Berapa persenkah remaja sekarang yang sering menyentuh buku? Sudah begitu asingkah mereka dengan buku, apalagi setelah mereka mengenal gadget dengan fasilitas internet yang semakin cepat dan canggih. Tentunya deretan kata-kata dibuku kalah menarik dengan game yang sekarang ini sedang digandrungi semisal Mobile Legend (ML).
Generasi remaja zaman sekarang lebih suka berselancar di dunia maya karena apapun bisa ditemui termasuk e-book, mesin pencari ilmu pengetahuan, Youtube, fim-film bioskop yang bisa di download dengan begitu mudahnya.

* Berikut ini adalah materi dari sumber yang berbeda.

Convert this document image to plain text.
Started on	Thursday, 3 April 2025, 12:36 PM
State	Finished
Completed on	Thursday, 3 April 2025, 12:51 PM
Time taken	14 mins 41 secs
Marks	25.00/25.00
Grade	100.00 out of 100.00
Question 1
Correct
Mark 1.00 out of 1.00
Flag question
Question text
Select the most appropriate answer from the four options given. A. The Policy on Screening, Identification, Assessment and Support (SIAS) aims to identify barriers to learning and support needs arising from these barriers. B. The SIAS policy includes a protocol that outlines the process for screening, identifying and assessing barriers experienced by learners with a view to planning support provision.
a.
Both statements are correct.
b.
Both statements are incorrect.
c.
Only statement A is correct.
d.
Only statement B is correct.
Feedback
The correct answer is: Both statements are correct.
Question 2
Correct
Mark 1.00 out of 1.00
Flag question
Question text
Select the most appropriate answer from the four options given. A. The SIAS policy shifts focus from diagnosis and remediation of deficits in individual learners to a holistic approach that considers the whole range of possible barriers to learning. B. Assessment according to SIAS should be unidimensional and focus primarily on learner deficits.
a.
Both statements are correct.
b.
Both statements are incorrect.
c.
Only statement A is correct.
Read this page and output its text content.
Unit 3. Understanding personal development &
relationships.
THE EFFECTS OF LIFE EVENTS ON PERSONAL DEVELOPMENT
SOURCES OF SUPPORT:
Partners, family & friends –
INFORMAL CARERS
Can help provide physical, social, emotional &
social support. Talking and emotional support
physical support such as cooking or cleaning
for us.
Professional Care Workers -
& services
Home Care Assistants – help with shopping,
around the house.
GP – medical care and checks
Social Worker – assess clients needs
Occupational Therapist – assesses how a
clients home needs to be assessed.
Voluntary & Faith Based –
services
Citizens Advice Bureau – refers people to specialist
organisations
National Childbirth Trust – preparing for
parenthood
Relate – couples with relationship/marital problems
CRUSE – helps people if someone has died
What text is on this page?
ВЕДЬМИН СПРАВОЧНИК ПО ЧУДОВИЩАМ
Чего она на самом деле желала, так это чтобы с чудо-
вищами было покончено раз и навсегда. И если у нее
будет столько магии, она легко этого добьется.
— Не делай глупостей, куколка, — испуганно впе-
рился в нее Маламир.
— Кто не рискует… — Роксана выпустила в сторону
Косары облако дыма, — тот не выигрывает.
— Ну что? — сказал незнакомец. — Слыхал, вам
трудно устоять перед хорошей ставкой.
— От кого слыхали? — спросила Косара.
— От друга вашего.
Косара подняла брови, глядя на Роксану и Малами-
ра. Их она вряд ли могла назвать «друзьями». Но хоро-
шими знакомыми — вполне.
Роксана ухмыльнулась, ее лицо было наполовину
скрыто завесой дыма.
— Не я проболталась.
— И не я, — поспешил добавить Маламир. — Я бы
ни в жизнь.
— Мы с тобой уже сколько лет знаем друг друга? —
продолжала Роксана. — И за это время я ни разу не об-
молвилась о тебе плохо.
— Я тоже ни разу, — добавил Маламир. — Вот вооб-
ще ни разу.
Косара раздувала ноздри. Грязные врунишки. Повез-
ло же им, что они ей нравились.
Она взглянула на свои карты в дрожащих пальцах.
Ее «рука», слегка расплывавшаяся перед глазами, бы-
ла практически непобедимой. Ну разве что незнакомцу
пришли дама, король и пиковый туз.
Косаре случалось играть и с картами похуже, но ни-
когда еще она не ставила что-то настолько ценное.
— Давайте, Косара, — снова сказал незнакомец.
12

Toko-toko buku kecil-- kecuali Gramedia-- tambah kembang kempis memasarkan bukunya yang mulai kehabisan konsumen. Tetapi apakah benar buku mulai ditinggalkan berganti dengan internet? Bagaimanapun canggihnya teknologi, buku ternyata masih tetap bisa mengikuti perkembangan zaman. Sebab membaca buku dalam bentuk kertas lebih menyehatkan daripada membaca dengan media gadget. Membaca buku (kertas) bisa tahan berjam-jam di layar gadget cepat melelahkan mata.
Buku menurut pengalaman penulis tetaplah benda yang penting. Buku yang berderet-deret di toko buku memberi inspirasi dan semangat untuk mengolah pengetahuan menjadi sebuah tulisan. Tanpa kita sadari dengan seringnya membaca buku, imajinasi, fantasi daya pikir kita berkembang. Intelektualitas terasah, kesabaran teruji dan tidak gampang emosi jika menghadapi masalah.
Membaca buku menjadi sebuah kebiasaan yang menguntungkan. Secara pelahan-lahan pengetahuan-pengetahuan yang terserap itu memberi stimulan otak untuk runtut berpikir dan merangsang kemampuan untuk memecahkan masalah sesulit apapun.
Banyak tokoh dunia yang sukses karena kegemarannya membaca. Mengapa kegemaran membaca memengaruhi daya pikir manusia?
Dari berbagai literatur yang sudah pernah penulis baca, membaca buku dapat merangsang kemampuan logika yang digunakan untuk berpikir dan memecahkan persoalan yang rumit dan subtil. Daya kreatifpun terangsang oleh banyaknya ide dalam pikiran.
Fuad Hasan dalam pengantarnya di Bukuku Kakiku mengatakan perkembangan manusia berjalan seiring dengan mantapnya budaya baca. Budi Darma mengaku "selesai membaca tidak berarti selesai segalanya tetapi justru awal dari pengembaraan pikiran, perasaan, dan naluri pembaca..."
Dengan canggihnya teknologi pencetakan buku mendapat tantangan berat. Salah satu kebiasaan manusia sekarang ini adalah berpikir dan bertindak praktis. Daya jelajah manusia yang semakin sering berpindah tempat membuat manusia malas membawa-bawa buku. Mereka cukup membawa smartphone untuk mencari pengetahuan sesuai kebutuhan.
Melalui mesin pencari manusia semakin cepat mengetahui beberapa permasalahan di sekitar. Solusinya bukan dengan pergi ke perpustakaan, membuka kamus pengetahuan. Mereka cukup mengklik dan menggesek-gesek layar gadget dan hanya dengan mengetik keyword manusia cepat menemukan pengetahuan yang ia butuhkan.
Kecepatan daya jelajah internet membuat manusia tidak perlu lagi membeli buku-buku semacam kamus dan direktori, diktat kuliah dan buku-buku referensi. Membuka internet adalah solusi efektif menmambah pengetahuan dengan lebih praktis dan efektif, tetapi Menurut Melani Budianta bagaimanapun buku memberi pengalaman sensori yang tidak ditemukan ketika membaca di laptop dan smartphone. Pengalaman membalik dan menyentuh buku-buku, meraba tulisan, kertas dan ilustrasinya - yang ditampilkan oleh buku seni maupun maupub buku yang diproduksi massal- masih merupakan kebutuhan yang belum akan berakhir dalam waktu lama.